Такова версия событий в изложении А. В. Барченко. В ней, однако, отсутствует один важный персонаж — К. Ф. Шварц. Согласно же показаниям Г. И. Бокия, с визитом к нему в Спецотдел в конце 1924 г. явились трое — Владимиров, Шварц (!) и сам ученый. «Они рекомендовали мне его (т. е. А. В. Барченко) как талантливого исследователя, сделавшего имеющее чрезвычайно важное политическое значение открытие, и просили меня свести его с руководством ОГПУ с тем, чтобы реализовать его идею»[211]. Со своей стороны К. Ф. Шварц о поездке в Москву к Г. И. Бокию рассказывал иначе. По его версии, на той памятной встрече в квартире Кондиайнов А. В. Барченко попросил его отвезти начальнику Спецотдела написанный им доклад об учении Дуйнхор.

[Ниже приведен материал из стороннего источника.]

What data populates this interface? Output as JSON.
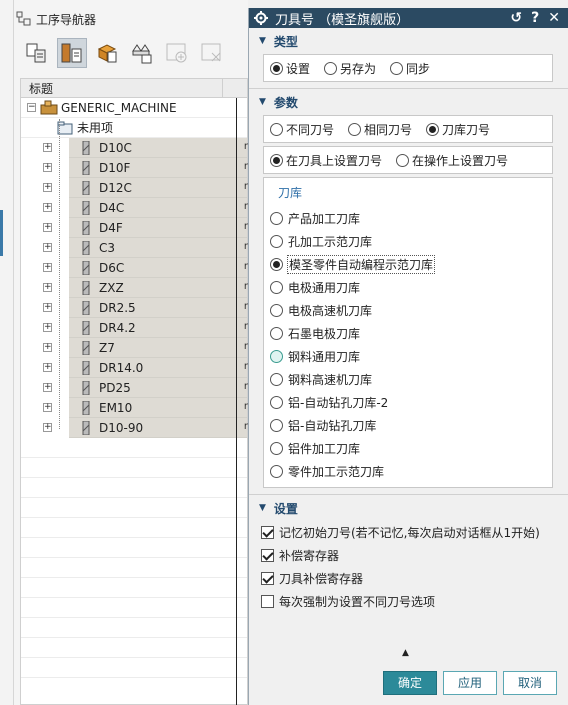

«Я дал свое согласие и вскоре Барченко мне передал для доставки Бокию пакет, что я и сделал. В Москву я ездил один. Владимиров в Москву уехал на день раньше. Я с ним встретился на другой день, а потом вместе зашли к Бокию и Владимиров дополнил мою информацию о Барченко»[212].
Таким образом, версия К. Ф. Шварца не согласуется с рассказом Г. И. Бокия. Складывается впечатление, что ленинградские чекисты посещали Г. И. Бокия дважды — первый раз без А. В. Барченко. Основной визит к начальнику Спецотдела втроем — Шварц, Владимиров и Барченко — вероятно, состоялся несколько позднее, после того как Бокий, ознакомившись с «докладом» Барченко, заинтересовался изложенными в нем идеями и пожелал переговорить с автором. Обе рукописи А. В. Барченко — доклад и проект экспедиции в Шамбалу — отыскать в архивах, к сожалению, не удалось.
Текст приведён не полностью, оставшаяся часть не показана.